An attempt to cram D into
8 bits will likely chop off the first, or the last, digit. This yields
respectively
00100100 (= 36) or 11010010 (= 210). So 292 is likely to become
either 36 or 210 if an attempt is made to cram it into 8 bits.
D' will be, respectively, 36 or 210.
We say there is a data discontinuity between 255 and 256 in this
system.
Suppose that an attempt is made to represent a piece of data
D which is outside the range of a data representation.
We speak of an overflow of the range.
A data discontinuity is present when an overflow is not detected.
If the overflow is reliably detected and announced,
as we have mostly come to expect for, say, data operations
taking place in the hardware of a computer system,
then we do not have a data discontinuity.
A data discontinuity is an undetected overflow.
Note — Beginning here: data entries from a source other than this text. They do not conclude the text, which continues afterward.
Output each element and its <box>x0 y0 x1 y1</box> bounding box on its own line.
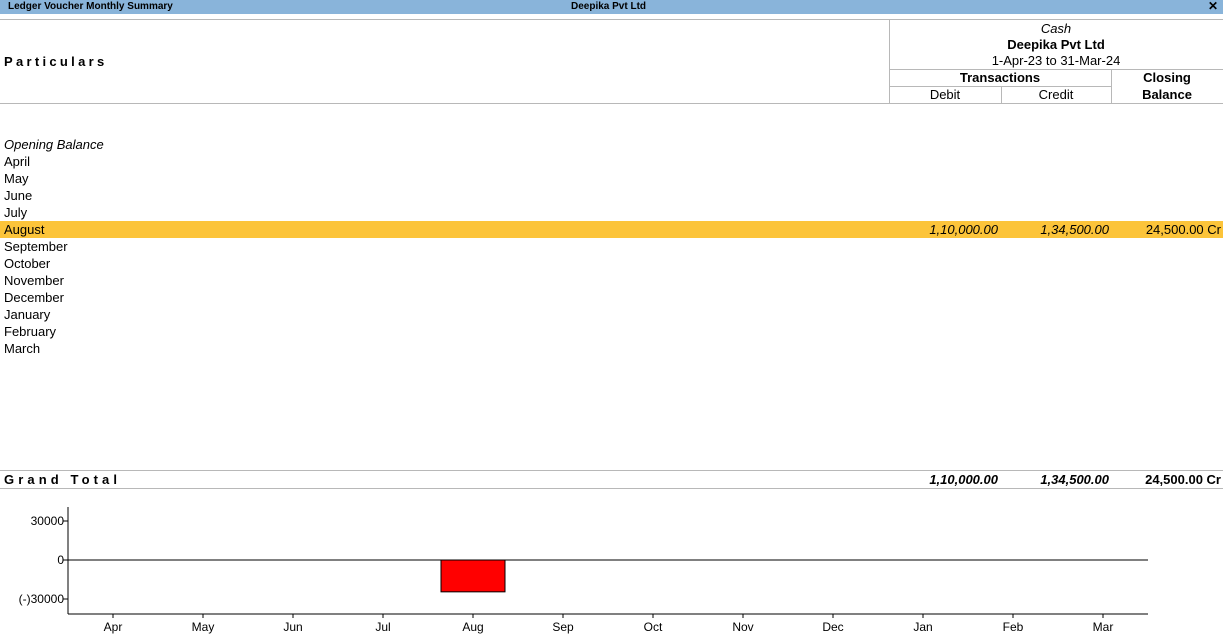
row-label: December <box>4 290 64 305</box>
row-label: August <box>4 222 45 237</box>
list-item[interactable]: May <box>0 170 1223 187</box>
grand-total-credit: 1,34,500.00 <box>1040 472 1109 487</box>
list-item[interactable]: July <box>0 204 1223 221</box>
total-bottom-rule <box>0 488 1223 489</box>
x-tick-label-oct: Oct <box>644 620 663 634</box>
x-tick-label-dec: Dec <box>822 620 843 634</box>
closing-header-line1: Closing <box>1143 70 1191 85</box>
row-label: September <box>4 239 68 254</box>
header-top-rule <box>0 19 1223 20</box>
debit-header: Debit <box>929 87 961 102</box>
row-label: November <box>4 273 64 288</box>
list-item-selected[interactable]: August 1,10,000.00 1,34,500.00 24,500.00… <box>0 221 1223 238</box>
row-label: February <box>4 324 57 339</box>
x-tick-label-aug: Aug <box>462 620 483 634</box>
list-item[interactable]: February <box>0 323 1223 340</box>
list-item[interactable]: October <box>0 255 1223 272</box>
x-tick-label-jul: Jul <box>375 620 390 634</box>
title-bar: Ledger Voucher Monthly Summary Deepika P… <box>0 0 1223 14</box>
grand-total-row: Grand Total 1,10,000.00 1,34,500.00 24,5… <box>0 471 1223 488</box>
header-bottom-rule <box>0 103 1223 104</box>
y-tick-label: 30000 <box>31 514 65 528</box>
row-label: January <box>4 307 51 322</box>
x-tick-label-jun: Jun <box>283 620 302 634</box>
close-icon[interactable]: ✕ <box>1208 0 1218 13</box>
list-item[interactable]: December <box>0 289 1223 306</box>
list-item[interactable]: Opening Balance <box>0 136 1223 153</box>
company-name: Deepika Pvt Ltd <box>1007 37 1105 52</box>
x-tick-label-jan: Jan <box>913 620 932 634</box>
row-label: June <box>4 188 33 203</box>
closing-header-line2: Balance <box>1142 87 1192 102</box>
list-item[interactable]: November <box>0 272 1223 289</box>
list-item[interactable]: April <box>0 153 1223 170</box>
x-tick-label-apr: Apr <box>104 620 123 634</box>
credit-header: Credit <box>1038 87 1074 102</box>
row-label: April <box>4 154 31 169</box>
window-company: Deepika Pvt Ltd <box>571 1 647 12</box>
list-item[interactable]: September <box>0 238 1223 255</box>
grand-total-label: Grand Total <box>4 472 122 487</box>
row-label: July <box>4 205 28 220</box>
row-label: March <box>4 341 41 356</box>
row-label: October <box>4 256 51 271</box>
row-closing: 24,500.00 Cr <box>1145 222 1221 237</box>
window-title: Ledger Voucher Monthly Summary <box>8 1 173 12</box>
list-item[interactable]: January <box>0 306 1223 323</box>
ledger-name: Cash <box>1040 21 1072 36</box>
y-tick-label: (-)30000 <box>19 592 65 606</box>
x-tick-label-nov: Nov <box>732 620 753 634</box>
transactions-header: Transactions <box>959 70 1041 85</box>
bar-aug <box>440 559 506 593</box>
grand-total-closing: 24,500.00 Cr <box>1145 472 1221 487</box>
x-tick-label-sep: Sep <box>552 620 574 634</box>
row-debit: 1,10,000.00 <box>929 222 998 237</box>
x-tick-label-may: May <box>192 620 215 634</box>
monthly-balance-chart: 30000 0 (-)30000 Apr May Jun Jul Aug Sep Oct Nov De… <box>19 507 1148 634</box>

Data Discontinuity Problems (DDP)
A system has a
data discontinuity problem (DDP)
if the data representation
contains a data discontinuity which has effects which are semantically
important to the working of the system. To classify something as a
DDP, one must determine that
- there is a data discontinuity
- the discontinuity has effects which cause the system to behave
inappropriately as a result
The Year 2000 problem is a DDP, because it concerns systems in which
- there is (by hypothesis) a date discontinuity between 1999 and 2000
in the system;
- this discontinuity causes the system to behave inappropriately
as a result
Note that a system can suffer from
data ambiguity, by representing
the year using two digits,
without it having a DDP - if it handles
potentially ambiguous data within its range specially (and correctly), or if the
ambiguity has no meaningful consequences for the system.